With the moral panic that is currently swelling over London’s wave of violent crime, it was only a matter of time before the finger was pointed at rap music.
Earlier this month The Sunday Times, in a curious and sweeping piece, stated that “murders and stabbings plaguing London and other cities are directly linked to an ultra-violent new form of music sweeping Britain”, suggesting that the spike in fatal stabbings and shootings we are witnessing is directly linked to the UK rap genre drill.

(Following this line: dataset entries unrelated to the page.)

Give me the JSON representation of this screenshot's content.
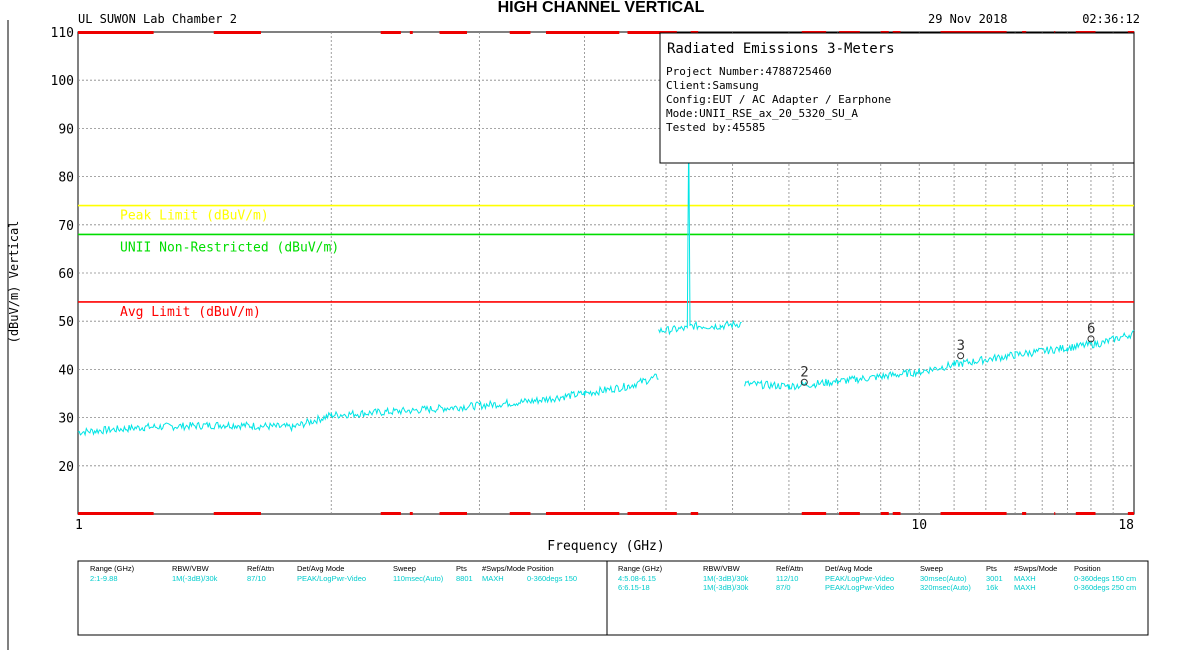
{
  "page_title": "HIGH CHANNEL VERTICAL",
  "header": {
    "lab": "UL SUWON Lab Chamber 2",
    "date": "29 Nov 2018",
    "time": "02:36:12"
  },
  "info_box": {
    "title": "Radiated Emissions 3-Meters",
    "lines": [
      "Project Number:4788725460",
      "Client:Samsung",
      "Config:EUT / AC Adapter / Earphone",
      "Mode:UNII_RSE_ax_20_5320_SU_A",
      "Tested by:45585"
    ]
  },
  "colors": {
    "trace": "#00e5e5",
    "peak_limit": "#ffff00",
    "unii_limit": "#00dd00",
    "avg_limit": "#ff0000",
    "restricted_band": "#ee0000",
    "grid": "#888888"
  },
  "chart_data": {
    "type": "line",
    "xscale": "log",
    "xlim": [
      1,
      18
    ],
    "ylim": [
      10,
      110
    ],
    "xlabel": "Frequency (GHz)",
    "ylabel": "(dBuV/m) Vertical",
    "x_tick_labels": [
      {
        "x": 1,
        "label": "1"
      },
      {
        "x": 10,
        "label": "10"
      },
      {
        "x": 18,
        "label": "18"
      }
    ],
    "y_ticks": [
      20,
      30,
      40,
      50,
      60,
      70,
      80,
      90,
      100,
      110
    ],
    "grid": true,
    "limits": [
      {
        "name": "Peak Limit (dBuV/m)",
        "value": 74,
        "color": "#ffff00"
      },
      {
        "name": "UNII Non-Restricted (dBuV/m)",
        "value": 68,
        "color": "#00dd00"
      },
      {
        "name": "Avg Limit (dBuV/m)",
        "value": 54,
        "color": "#ff0000"
      }
    ],
    "restricted_bands_ghz": [
      [
        1.0,
        1.23
      ],
      [
        1.45,
        1.65
      ],
      [
        2.29,
        2.42
      ],
      [
        2.48,
        2.5
      ],
      [
        2.69,
        2.9
      ],
      [
        3.26,
        3.45
      ],
      [
        3.6,
        4.4
      ],
      [
        4.5,
        5.15
      ],
      [
        5.35,
        5.46
      ],
      [
        7.25,
        7.75
      ],
      [
        8.03,
        8.5
      ],
      [
        9.0,
        9.2
      ],
      [
        9.3,
        9.5
      ],
      [
        10.6,
        12.7
      ],
      [
        13.25,
        13.4
      ],
      [
        14.47,
        14.5
      ],
      [
        15.35,
        16.2
      ],
      [
        17.7,
        18.0
      ]
    ],
    "trace_segments": [
      {
        "range": [
          1.0,
          4.9
        ],
        "points": [
          [
            1.0,
            27
          ],
          [
            1.2,
            28
          ],
          [
            1.5,
            28.5
          ],
          [
            1.8,
            28
          ],
          [
            2.0,
            30.5
          ],
          [
            2.5,
            31.5
          ],
          [
            3.0,
            32.5
          ],
          [
            3.5,
            33.5
          ],
          [
            4.0,
            35
          ],
          [
            4.5,
            36.5
          ],
          [
            4.9,
            38.5
          ]
        ]
      },
      {
        "range": [
          4.9,
          6.15
        ],
        "points": [
          [
            4.9,
            48
          ],
          [
            5.3,
            48.5
          ],
          [
            5.32,
            89
          ],
          [
            5.34,
            49
          ],
          [
            5.8,
            49
          ],
          [
            6.15,
            49.5
          ]
        ]
      },
      {
        "range": [
          6.2,
          18.0
        ],
        "points": [
          [
            6.2,
            37
          ],
          [
            7.0,
            36.5
          ],
          [
            7.5,
            37
          ],
          [
            8.0,
            37.5
          ],
          [
            9.0,
            38.5
          ],
          [
            10.0,
            39.5
          ],
          [
            11.0,
            41
          ],
          [
            13.0,
            43
          ],
          [
            15.0,
            44.5
          ],
          [
            16.5,
            45.5
          ],
          [
            18.0,
            47.5
          ]
        ]
      }
    ],
    "markers": [
      {
        "label": "2",
        "x": 7.3,
        "y": 36.5
      },
      {
        "label": "3",
        "x": 11.2,
        "y": 42
      },
      {
        "label": "6",
        "x": 16.0,
        "y": 45.5
      }
    ]
  },
  "settings_tables": [
    {
      "headers": [
        "Range (GHz)",
        "RBW/VBW",
        "Ref/Attn",
        "Det/Avg Mode",
        "Sweep",
        "Pts",
        "#Swps/Mode",
        "Position"
      ],
      "rows": [
        [
          "2:1-9.88",
          "1M(-3dB)/30k",
          "87/10",
          "PEAK/LogPwr-Video",
          "110msec(Auto)",
          "8801",
          "MAXH",
          "0-360degs 150"
        ]
      ]
    },
    {
      "headers": [
        "Range (GHz)",
        "RBW/VBW",
        "Ref/Attn",
        "Det/Avg Mode",
        "Sweep",
        "Pts",
        "#Swps/Mode",
        "Position"
      ],
      "rows": [
        [
          "4:5.08-6.15",
          "1M(-3dB)/30k",
          "112/10",
          "PEAK/LogPwr-Video",
          "30msec(Auto)",
          "3001",
          "MAXH",
          "0-360degs 150 cm"
        ],
        [
          "6:6.15-18",
          "1M(-3dB)/30k",
          "87/0",
          "PEAK/LogPwr-Video",
          "320msec(Auto)",
          "16k",
          "MAXH",
          "0-360degs 250 cm"
        ]
      ]
    }
  ]
}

Drill is a sub-genre of road rap that burst out of Brixton, south London, in 2014. The style of music is heavily influenced by Chicago drill and is similar in that the artists rap about the extreme violence they are actively involved in, reflecting the harsh realities of their environments. But some from the media don’t believe that drill is just reflecting the violence; they assert that it is driving it.
Blaming UK drill for the violence is the equivalent of marking the symptom of a disease as the cause. It has no statistical validity. Clearly, this is an older generation that are seeking to blame, rather than understand these marginalised youths.
Here is a prime example of a young black man crying out for help, but then putting on a hard exterior to conceal his pain
There is precedent. In the wake of the Columbine school shooting in 1999, the first major spree killing to grab the global consciousness, the killers were said to be influenced by the work of Marilyn Manson.
Appearing on Michael Moore’s documentary, Bowling For Columbine, Manson was asked what he would have said to the killers just before the massacre, Manson replied: “I wouldn’t say a thing. I would have just listened to them… and that’s what nobody did.”